Fachkräfte-Nachwuchs finden und binden

2006 definierte die DEBA (DEUTSCHE EMPLOYER BRANDING AKADEMIE) den Begriff des Employer Brandings erstmals im deutschsprachigen Raum. 2008 begann sein Einzug auf den Titelseiten der Fachpresse und heute begegnet er uns bereits ganz selbstverständlich in der Publikumspresse von Stern, Spiegel, Focus & Co. Hinter dem Begriff verbergen sich jedoch bei Weitem nicht nur die Bemühungen um das Finden und Binden von alten Hasen und erfahrenen Fach- und Führungskräften: Die gezielte Ansprache von potenziellen Nachwuchskräften ist ebenso bedeutsam, denn Azubis und Absolventen sind für die meisten Unternehmen von jeher die wichtigste Ressource für die Gestaltung ihrer Zukunft.

Viele Fach- und Führungskräfte hiesiger Unternehmen haben ihre Karriere mit einer Ausbildung im selben Haus begonnen.
Konsequent ist also, die Entwicklung von Employer Branding dort anzusetzen, wo der Berufsweg beginnt: bei den Auszubildenden. Die Notwendigkeit wird spätestens bei Betrachtung der Entwicklung des Ausbildungsmarktes der letzten Jahre deutlich: Mit 7,4 Prozent hat Deutschland zwar die mit Abstand niedrigste Jugendarbeitslosigkeit in der Europäischen Union, jedoch ist die Zahl der jährlich abgeschlossenen Ausbildungsverträge seit mehreren Jahren rückläufig. Nach Zahlen des Berufsbildungsberichtes 2015 sank die Anzahl der neuen Ausbildungsverträge 2014 weiter um 1,4 Prozent auf rund 520.000. Demnach blieben im Jahr 2014 rund 37.000 Lehrstellen unbesetzt.

Von den nachwuchssuchenden Unternehmen ist also wachsendes Engagement gefragt, um den abwärtsgerichteten Entwicklungen entgegenzuwirken.
Sie müssen den jungen Menschen klar vermitteln, warum sie ihren beruflichen Lebensweg gerade in ihrem Unternehmen beginnen sollen. Kooperationen mit Schulen und Universitäten, die Unterstützung bei der Berufsorientierung der jungen Menschen durch Teilnahme an Ausbildungsmessen oder das Angebot von „Schnuppertagen“ für Einblicke in den Berufsalltag können helfen, Bekanntheit, Vertrauen und Interesse in der jungen Zielgruppe aufzubauen.

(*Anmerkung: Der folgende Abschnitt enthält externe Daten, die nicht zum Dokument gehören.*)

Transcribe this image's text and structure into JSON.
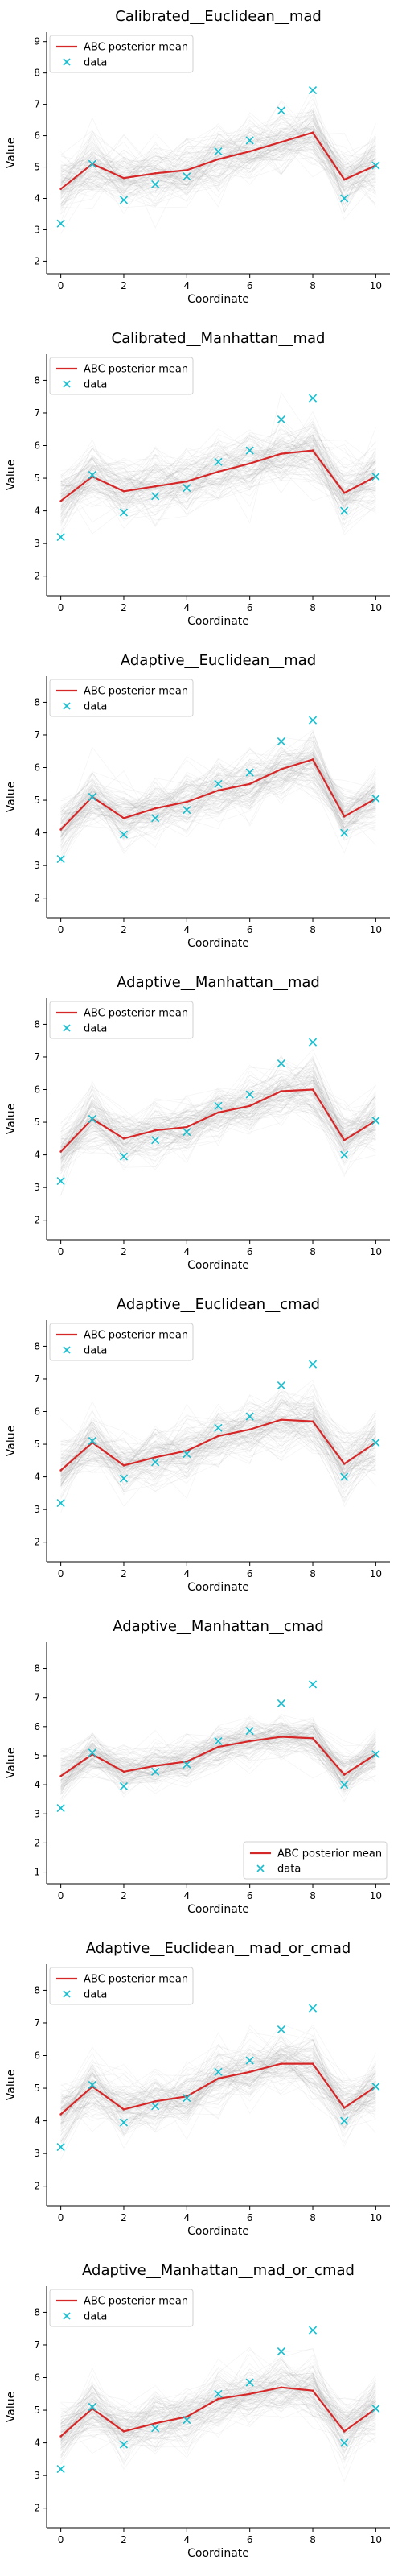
{
  "chart_data": [
    {
      "type": "line",
      "title": "Calibrated__Euclidean__mad",
      "xlabel": "Coordinate",
      "ylabel": "Value",
      "xlim": [
        0,
        10
      ],
      "ylim": [
        1.6,
        9.3
      ],
      "yticks": [
        2,
        3,
        4,
        5,
        6,
        7,
        8,
        9
      ],
      "xticks": [
        0,
        2,
        4,
        6,
        8,
        10
      ],
      "legend_loc": "upper left",
      "x": [
        0,
        1,
        2,
        3,
        4,
        5,
        6,
        7,
        8,
        9,
        10
      ],
      "series": [
        {
          "name": "ABC posterior mean",
          "kind": "line",
          "color": "#d62728",
          "values": [
            4.3,
            5.1,
            4.65,
            4.8,
            4.9,
            5.25,
            5.5,
            5.8,
            6.1,
            4.6,
            5.05
          ]
        },
        {
          "name": "data",
          "kind": "marker",
          "color": "#17becf",
          "values": [
            3.2,
            5.1,
            3.95,
            4.45,
            4.7,
            5.5,
            5.85,
            6.8,
            7.45,
            4.0,
            5.05
          ]
        }
      ],
      "band_spread": 0.9
    },
    {
      "type": "line",
      "title": "Calibrated__Manhattan__mad",
      "xlabel": "Coordinate",
      "ylabel": "Value",
      "xlim": [
        0,
        10
      ],
      "ylim": [
        1.4,
        8.8
      ],
      "yticks": [
        2,
        3,
        4,
        5,
        6,
        7,
        8
      ],
      "xticks": [
        0,
        2,
        4,
        6,
        8,
        10
      ],
      "legend_loc": "upper left",
      "x": [
        0,
        1,
        2,
        3,
        4,
        5,
        6,
        7,
        8,
        9,
        10
      ],
      "series": [
        {
          "name": "ABC posterior mean",
          "kind": "line",
          "color": "#d62728",
          "values": [
            4.3,
            5.05,
            4.6,
            4.75,
            4.9,
            5.2,
            5.45,
            5.75,
            5.85,
            4.55,
            5.05
          ]
        },
        {
          "name": "data",
          "kind": "marker",
          "color": "#17becf",
          "values": [
            3.2,
            5.1,
            3.95,
            4.45,
            4.7,
            5.5,
            5.85,
            6.8,
            7.45,
            4.0,
            5.05
          ]
        }
      ],
      "band_spread": 0.9
    },
    {
      "type": "line",
      "title": "Adaptive__Euclidean__mad",
      "xlabel": "Coordinate",
      "ylabel": "Value",
      "xlim": [
        0,
        10
      ],
      "ylim": [
        1.4,
        8.8
      ],
      "yticks": [
        2,
        3,
        4,
        5,
        6,
        7,
        8
      ],
      "xticks": [
        0,
        2,
        4,
        6,
        8,
        10
      ],
      "legend_loc": "upper left",
      "x": [
        0,
        1,
        2,
        3,
        4,
        5,
        6,
        7,
        8,
        9,
        10
      ],
      "series": [
        {
          "name": "ABC posterior mean",
          "kind": "line",
          "color": "#d62728",
          "values": [
            4.1,
            5.1,
            4.45,
            4.75,
            4.95,
            5.3,
            5.5,
            5.95,
            6.25,
            4.5,
            5.05
          ]
        },
        {
          "name": "data",
          "kind": "marker",
          "color": "#17becf",
          "values": [
            3.2,
            5.1,
            3.95,
            4.45,
            4.7,
            5.5,
            5.85,
            6.8,
            7.45,
            4.0,
            5.05
          ]
        }
      ],
      "band_spread": 0.8
    },
    {
      "type": "line",
      "title": "Adaptive__Manhattan__mad",
      "xlabel": "Coordinate",
      "ylabel": "Value",
      "xlim": [
        0,
        10
      ],
      "ylim": [
        1.4,
        8.8
      ],
      "yticks": [
        2,
        3,
        4,
        5,
        6,
        7,
        8
      ],
      "xticks": [
        0,
        2,
        4,
        6,
        8,
        10
      ],
      "legend_loc": "upper left",
      "x": [
        0,
        1,
        2,
        3,
        4,
        5,
        6,
        7,
        8,
        9,
        10
      ],
      "series": [
        {
          "name": "ABC posterior mean",
          "kind": "line",
          "color": "#d62728",
          "values": [
            4.1,
            5.1,
            4.5,
            4.75,
            4.85,
            5.3,
            5.5,
            5.95,
            6.0,
            4.45,
            5.05
          ]
        },
        {
          "name": "data",
          "kind": "marker",
          "color": "#17becf",
          "values": [
            3.2,
            5.1,
            3.95,
            4.45,
            4.7,
            5.5,
            5.85,
            6.8,
            7.45,
            4.0,
            5.05
          ]
        }
      ],
      "band_spread": 0.85
    },
    {
      "type": "line",
      "title": "Adaptive__Euclidean__cmad",
      "xlabel": "Coordinate",
      "ylabel": "Value",
      "xlim": [
        0,
        10
      ],
      "ylim": [
        1.4,
        8.8
      ],
      "yticks": [
        2,
        3,
        4,
        5,
        6,
        7,
        8
      ],
      "xticks": [
        0,
        2,
        4,
        6,
        8,
        10
      ],
      "legend_loc": "upper left",
      "x": [
        0,
        1,
        2,
        3,
        4,
        5,
        6,
        7,
        8,
        9,
        10
      ],
      "series": [
        {
          "name": "ABC posterior mean",
          "kind": "line",
          "color": "#d62728",
          "values": [
            4.2,
            5.05,
            4.35,
            4.6,
            4.8,
            5.25,
            5.45,
            5.75,
            5.7,
            4.4,
            5.05
          ]
        },
        {
          "name": "data",
          "kind": "marker",
          "color": "#17becf",
          "values": [
            3.2,
            5.1,
            3.95,
            4.45,
            4.7,
            5.5,
            5.85,
            6.8,
            7.45,
            4.0,
            5.05
          ]
        }
      ],
      "band_spread": 0.85
    },
    {
      "type": "line",
      "title": "Adaptive__Manhattan__cmad",
      "xlabel": "Coordinate",
      "ylabel": "Value",
      "xlim": [
        0,
        10
      ],
      "ylim": [
        0.6,
        8.9
      ],
      "yticks": [
        1,
        2,
        3,
        4,
        5,
        6,
        7,
        8
      ],
      "xticks": [
        0,
        2,
        4,
        6,
        8,
        10
      ],
      "legend_loc": "lower right",
      "x": [
        0,
        1,
        2,
        3,
        4,
        5,
        6,
        7,
        8,
        9,
        10
      ],
      "series": [
        {
          "name": "ABC posterior mean",
          "kind": "line",
          "color": "#d62728",
          "values": [
            4.3,
            5.05,
            4.45,
            4.65,
            4.8,
            5.3,
            5.5,
            5.65,
            5.6,
            4.35,
            5.05
          ]
        },
        {
          "name": "data",
          "kind": "marker",
          "color": "#17becf",
          "values": [
            3.2,
            5.1,
            3.95,
            4.45,
            4.7,
            5.5,
            5.85,
            6.8,
            7.45,
            4.0,
            5.05
          ]
        }
      ],
      "band_spread": 0.7
    },
    {
      "type": "line",
      "title": "Adaptive__Euclidean__mad_or_cmad",
      "xlabel": "Coordinate",
      "ylabel": "Value",
      "xlim": [
        0,
        10
      ],
      "ylim": [
        1.4,
        8.8
      ],
      "yticks": [
        2,
        3,
        4,
        5,
        6,
        7,
        8
      ],
      "xticks": [
        0,
        2,
        4,
        6,
        8,
        10
      ],
      "legend_loc": "upper left",
      "x": [
        0,
        1,
        2,
        3,
        4,
        5,
        6,
        7,
        8,
        9,
        10
      ],
      "series": [
        {
          "name": "ABC posterior mean",
          "kind": "line",
          "color": "#d62728",
          "values": [
            4.2,
            5.05,
            4.35,
            4.6,
            4.75,
            5.3,
            5.5,
            5.75,
            5.75,
            4.4,
            5.05
          ]
        },
        {
          "name": "data",
          "kind": "marker",
          "color": "#17becf",
          "values": [
            3.2,
            5.1,
            3.95,
            4.45,
            4.7,
            5.5,
            5.85,
            6.8,
            7.45,
            4.0,
            5.05
          ]
        }
      ],
      "band_spread": 0.85
    },
    {
      "type": "line",
      "title": "Adaptive__Manhattan__mad_or_cmad",
      "xlabel": "Coordinate",
      "ylabel": "Value",
      "xlim": [
        0,
        10
      ],
      "ylim": [
        1.4,
        8.8
      ],
      "yticks": [
        2,
        3,
        4,
        5,
        6,
        7,
        8
      ],
      "xticks": [
        0,
        2,
        4,
        6,
        8,
        10
      ],
      "legend_loc": "upper left",
      "x": [
        0,
        1,
        2,
        3,
        4,
        5,
        6,
        7,
        8,
        9,
        10
      ],
      "series": [
        {
          "name": "ABC posterior mean",
          "kind": "line",
          "color": "#d62728",
          "values": [
            4.2,
            5.05,
            4.35,
            4.6,
            4.8,
            5.35,
            5.5,
            5.7,
            5.6,
            4.35,
            5.05
          ]
        },
        {
          "name": "data",
          "kind": "marker",
          "color": "#17becf",
          "values": [
            3.2,
            5.1,
            3.95,
            4.45,
            4.7,
            5.5,
            5.85,
            6.8,
            7.45,
            4.0,
            5.05
          ]
        }
      ],
      "band_spread": 0.85
    }
  ]
}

Seit 1999 befragt das trendence Institut jährlich mehr als 50.000 Schüler, Absolventen und junge Berufstätige in Deutschland nach ihren Wunscharbeitgebern und Karriereplänen.
Die Ergebnisse der Studien von Europas führendem Forschungsinstitut im Bereich Employer Branding liefern repräsentative Informationen über potenzielle Arbeitnehmer und unterstützen damit sowohl die Möglichkeiten von Schulen und Hochschulen als auch von Unternehmen, sich hinsichtlich der Bedürfnisse der jungen Arbeitnehmer von morgen strategischer auszurichten. Herausragende Leistungen besonders engagierter Arbeitgebermarken in Deutschland ehrt trendence jedes Jahr mit den Employer Branding Awards. Zum Gewinner 2016 in der Kategorie „Bestes Schülermarketing“ wurde am 8. Mai 2016 DAIMLER ernannt. In der Kategorie „Bestes Hochschulmarketing“ belegte die Deutsche Telekom den ersten Platz.

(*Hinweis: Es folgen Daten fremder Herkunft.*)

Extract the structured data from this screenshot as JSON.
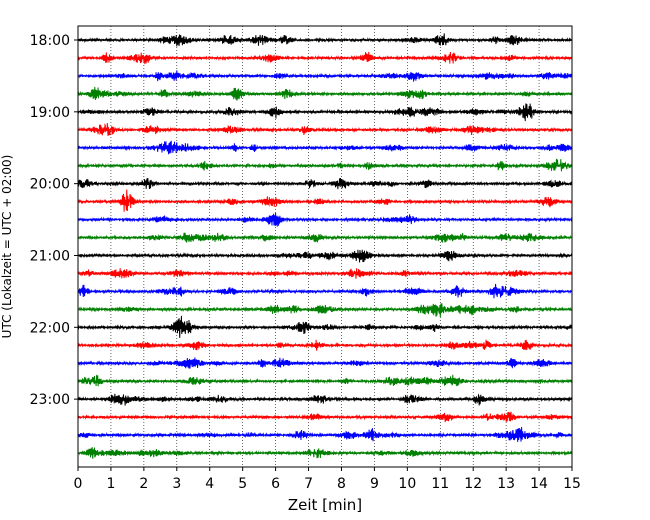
{
  "chart_data": {
    "type": "line",
    "title": "",
    "xlabel": "Zeit  [min]",
    "ylabel": "UTC (Lokalzeit = UTC + 02:00)",
    "xlim": [
      0,
      15
    ],
    "x_ticks": [
      "0",
      "1",
      "2",
      "3",
      "4",
      "5",
      "6",
      "7",
      "8",
      "9",
      "10",
      "11",
      "12",
      "13",
      "14",
      "15"
    ],
    "y_tick_labels": [
      "18:00",
      "19:00",
      "20:00",
      "21:00",
      "22:00",
      "23:00"
    ],
    "row_interval_minutes": 15,
    "start_time": "18:00",
    "row_count": 24,
    "grid": "vertical dotted at each minute",
    "colors": [
      "#000000",
      "#ff0000",
      "#0000ff",
      "#008000"
    ]
  }
}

// Employer Branding, 02.06.2016

1A-Perspektiven:

Employer-Branding-Aktivitäten unseres Kunden RST für seine jüngste Zielgruppe im Harz


Seit über 20 Jahren ist die RST Gruppe, Experte und Anbieter von Komplettlösungen in den Bereichen Altlastensanierung, Flächenrecycling, Ingenieurbau sowie Garten- und Landschaftsbau, ein gesund wachsendes, unabhängiges Familienunternehmen. Ansässig am Standort Thale hat sie sich zu einem attraktiven Arbeitgeber für die Region entwickelt.

»Motivierte, fachlich und sozial kompetente Mitarbeiter sind die Basis des Erfolges unseres zukunftsorientierten Bau- und Umweltunternehmens. Auf die Förderung und Ausbildung junger Menschen zu qualifizierten Fachkräften legen wir deshalb besonderen Wert. 33 Absolventen konnten wir bislang bereits als Ausbildungsbetrieb begleiten und werden auch zukünftig vielseitige, interessante Ausbildungsperspektiven in dieser attraktiven Zukunftsbranche schaffen«, so Geschäftsführer Carl Wolfgang Finck.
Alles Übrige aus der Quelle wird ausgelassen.